Metaleurop : Paroles ouvrières
Premier mai 2003, sur le site de Metaleurop ex-Penarroya, ex-première usine en Europe pour le traitement du plomb, ex-légende ouvrière. Le ciel est bas, plutôt changeant. (...)
Je me tiens un peu à l'écart. C'est sans doute la dernière fois que je viens ici. Tout se fige déjà en cet endroit que j'ai connu voici peu si agité, si bouillonnant, lorsque plusieurs centaines d'ouvriers s'y réunissaient avant de se lancer dans l'une de leurs actions exemplaires qui donnaient le vertige aux masses et des vapeurs aux patrons. J'ai vu brûler les chariots élévateurs et la fièvre qui prenait chacun (...).
Quand pour leurs seuls profits les financiers mènent une population au chômage et au malheur, il s'agit seulement d'une logique économique. Qu'ils ne s'étonnent donc pas de soulever une véritable colère chez ceux qu'ils exploitent et qu'ils se désolent en constatant que cette colère individuelle peut se muer en haine de classe et en révolte organisée chez ces travailleurs qu'ils traitent avec un tel mépris.
(...) Metaleurop-Nord devait disparaître, on y était trop dignes, on donnait le mauvais exemple.
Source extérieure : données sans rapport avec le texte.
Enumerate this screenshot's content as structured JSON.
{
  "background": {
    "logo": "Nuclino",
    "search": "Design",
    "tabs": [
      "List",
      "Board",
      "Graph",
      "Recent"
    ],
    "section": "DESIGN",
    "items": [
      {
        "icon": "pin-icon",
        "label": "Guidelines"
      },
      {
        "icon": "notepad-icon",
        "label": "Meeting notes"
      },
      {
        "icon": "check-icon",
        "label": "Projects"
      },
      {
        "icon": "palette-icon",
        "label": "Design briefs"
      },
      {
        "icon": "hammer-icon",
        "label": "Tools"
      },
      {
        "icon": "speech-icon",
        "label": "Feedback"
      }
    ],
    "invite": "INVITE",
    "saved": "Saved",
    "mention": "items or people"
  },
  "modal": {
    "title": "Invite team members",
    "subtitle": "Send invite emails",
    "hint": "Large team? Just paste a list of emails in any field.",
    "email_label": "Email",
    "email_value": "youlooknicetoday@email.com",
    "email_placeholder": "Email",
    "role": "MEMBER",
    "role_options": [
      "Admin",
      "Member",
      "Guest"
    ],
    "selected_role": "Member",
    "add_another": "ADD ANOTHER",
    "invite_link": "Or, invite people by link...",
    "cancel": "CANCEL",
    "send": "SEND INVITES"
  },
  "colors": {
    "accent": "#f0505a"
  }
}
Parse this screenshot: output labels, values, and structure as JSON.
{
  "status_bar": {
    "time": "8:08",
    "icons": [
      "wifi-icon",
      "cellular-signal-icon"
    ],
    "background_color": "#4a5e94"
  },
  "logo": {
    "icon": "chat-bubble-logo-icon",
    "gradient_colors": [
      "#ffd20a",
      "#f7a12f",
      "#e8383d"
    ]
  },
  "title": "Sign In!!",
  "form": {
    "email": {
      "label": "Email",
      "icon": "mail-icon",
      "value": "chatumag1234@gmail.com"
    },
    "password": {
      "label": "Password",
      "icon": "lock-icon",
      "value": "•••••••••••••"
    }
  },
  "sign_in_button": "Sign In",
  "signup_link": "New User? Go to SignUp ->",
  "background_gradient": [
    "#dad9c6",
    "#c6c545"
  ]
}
Ici, nul ne songeait à se prostituer dans les reality-shows d'une télé pourrie, on était simplement fier d'appartenir à la classe ouvrière, de travailler dans une usine d'élite, de produire de la richesse en espérant quelle serait un jour répartie avec davantage de justice.
(...) Les ouvriers, dont certains connaissaient mes livres, m'ont fait venir sur le site de Metaleurop-Nord, m'ont parlé et m'ont choisi pour donner une forme écrite à leur mémoire. C'est ma seule légitimité, elle vient d'eux.